Want to drive a convoy of trucks loaded with fuel across the country? Be prepared to pay $6,000 per truck, so the police will not tip off the Taliban.
Need to settle a lawsuit over the ownership of your house? About $25,000, depending on the judge.
“It is very shameful, but probably I will pay the bribe,” Mohammed Naim, a young English teacher, said as he stood in front of the Secondary Courthouse in Kabul. His brother had been arrested a week before, and the police were demanding $4,000 for his release. “Everything is possible in this country now. Everything.”
Kept afloat by billions of dollars in American and other foreign aid, the government of Afghanistan is shot through with corruption and graft. From the lowliest traffic policeman to the family of President Hamid Karzai himself, the state built on the ruins of the Taliban government seven years ago now often seems to exist for little more than the enrichment of those who run it.

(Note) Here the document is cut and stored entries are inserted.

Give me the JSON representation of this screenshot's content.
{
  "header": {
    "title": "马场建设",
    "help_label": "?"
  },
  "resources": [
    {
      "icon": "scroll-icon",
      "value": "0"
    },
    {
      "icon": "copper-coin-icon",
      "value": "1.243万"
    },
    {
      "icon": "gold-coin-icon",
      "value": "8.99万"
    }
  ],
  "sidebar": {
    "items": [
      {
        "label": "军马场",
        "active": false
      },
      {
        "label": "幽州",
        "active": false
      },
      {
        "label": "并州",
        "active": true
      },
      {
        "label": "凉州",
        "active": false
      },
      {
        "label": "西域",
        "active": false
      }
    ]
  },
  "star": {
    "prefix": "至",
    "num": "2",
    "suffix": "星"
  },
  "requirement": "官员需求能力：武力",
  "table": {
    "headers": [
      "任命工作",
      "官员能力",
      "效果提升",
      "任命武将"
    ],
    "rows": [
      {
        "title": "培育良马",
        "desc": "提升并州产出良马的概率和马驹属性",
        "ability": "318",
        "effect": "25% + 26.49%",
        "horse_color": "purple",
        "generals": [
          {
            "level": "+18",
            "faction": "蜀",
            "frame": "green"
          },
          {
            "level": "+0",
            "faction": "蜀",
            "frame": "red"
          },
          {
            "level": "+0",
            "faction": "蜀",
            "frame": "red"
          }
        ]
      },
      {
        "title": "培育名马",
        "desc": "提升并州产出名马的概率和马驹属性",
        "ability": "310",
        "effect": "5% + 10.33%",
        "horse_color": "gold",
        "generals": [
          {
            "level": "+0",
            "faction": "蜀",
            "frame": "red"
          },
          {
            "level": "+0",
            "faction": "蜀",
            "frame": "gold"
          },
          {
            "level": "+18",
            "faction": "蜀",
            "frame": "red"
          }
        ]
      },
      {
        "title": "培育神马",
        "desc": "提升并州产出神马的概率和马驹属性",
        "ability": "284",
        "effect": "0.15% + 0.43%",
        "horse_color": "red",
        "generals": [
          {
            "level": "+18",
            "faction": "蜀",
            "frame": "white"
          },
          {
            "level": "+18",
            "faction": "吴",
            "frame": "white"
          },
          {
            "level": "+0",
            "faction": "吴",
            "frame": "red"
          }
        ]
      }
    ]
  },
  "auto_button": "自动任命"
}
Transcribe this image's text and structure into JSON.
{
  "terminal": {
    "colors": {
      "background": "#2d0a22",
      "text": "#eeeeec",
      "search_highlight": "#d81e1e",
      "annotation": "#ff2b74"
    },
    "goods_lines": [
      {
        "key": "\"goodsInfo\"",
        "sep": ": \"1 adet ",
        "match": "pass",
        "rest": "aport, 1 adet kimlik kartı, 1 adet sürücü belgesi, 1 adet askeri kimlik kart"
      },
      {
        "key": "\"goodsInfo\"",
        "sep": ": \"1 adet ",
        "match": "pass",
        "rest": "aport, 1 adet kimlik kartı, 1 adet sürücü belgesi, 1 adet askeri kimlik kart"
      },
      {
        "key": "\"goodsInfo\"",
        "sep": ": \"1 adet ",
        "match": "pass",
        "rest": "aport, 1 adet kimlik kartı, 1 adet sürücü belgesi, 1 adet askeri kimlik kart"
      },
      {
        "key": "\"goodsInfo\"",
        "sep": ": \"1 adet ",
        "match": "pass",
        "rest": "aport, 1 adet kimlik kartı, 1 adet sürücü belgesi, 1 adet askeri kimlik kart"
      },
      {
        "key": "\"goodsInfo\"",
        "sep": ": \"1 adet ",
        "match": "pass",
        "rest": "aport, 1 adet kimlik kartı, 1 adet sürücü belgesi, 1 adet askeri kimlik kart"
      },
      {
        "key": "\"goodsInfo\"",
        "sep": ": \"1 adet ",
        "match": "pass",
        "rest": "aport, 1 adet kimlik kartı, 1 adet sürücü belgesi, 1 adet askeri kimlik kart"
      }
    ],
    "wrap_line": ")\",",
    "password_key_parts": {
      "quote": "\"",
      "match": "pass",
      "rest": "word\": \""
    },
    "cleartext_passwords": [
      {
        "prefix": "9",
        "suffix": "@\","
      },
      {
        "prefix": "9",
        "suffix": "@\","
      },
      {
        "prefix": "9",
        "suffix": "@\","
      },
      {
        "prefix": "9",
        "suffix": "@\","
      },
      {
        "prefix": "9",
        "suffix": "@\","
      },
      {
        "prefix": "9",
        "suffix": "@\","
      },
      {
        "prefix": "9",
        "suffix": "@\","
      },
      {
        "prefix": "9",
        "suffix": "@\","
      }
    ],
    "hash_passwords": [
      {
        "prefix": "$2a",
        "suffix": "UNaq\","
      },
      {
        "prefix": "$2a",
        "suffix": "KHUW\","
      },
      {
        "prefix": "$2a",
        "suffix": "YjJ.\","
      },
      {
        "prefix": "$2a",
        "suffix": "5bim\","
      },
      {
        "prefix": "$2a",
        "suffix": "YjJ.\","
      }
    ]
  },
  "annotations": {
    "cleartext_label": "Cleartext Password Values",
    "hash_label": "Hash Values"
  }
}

While bribe-driven governments are sometimes common in developing nations, Afghanistan is getting worse each year. Transparency International, a German organization that gauges honesty in government, ranked Afghanistan 117 out of 180 countries in 2005. This year, it fell to 176.
Can the Afghan government clean itself up? President Karzai has publicly acknowledged that corruption has become a problem, but will he do anything about it? Can he? The dwindling public confidence in the Afghan government is already contributing to the resurgence of the Taliban. I’m sure they’re watching the deterioration with glee, waiting for an opening.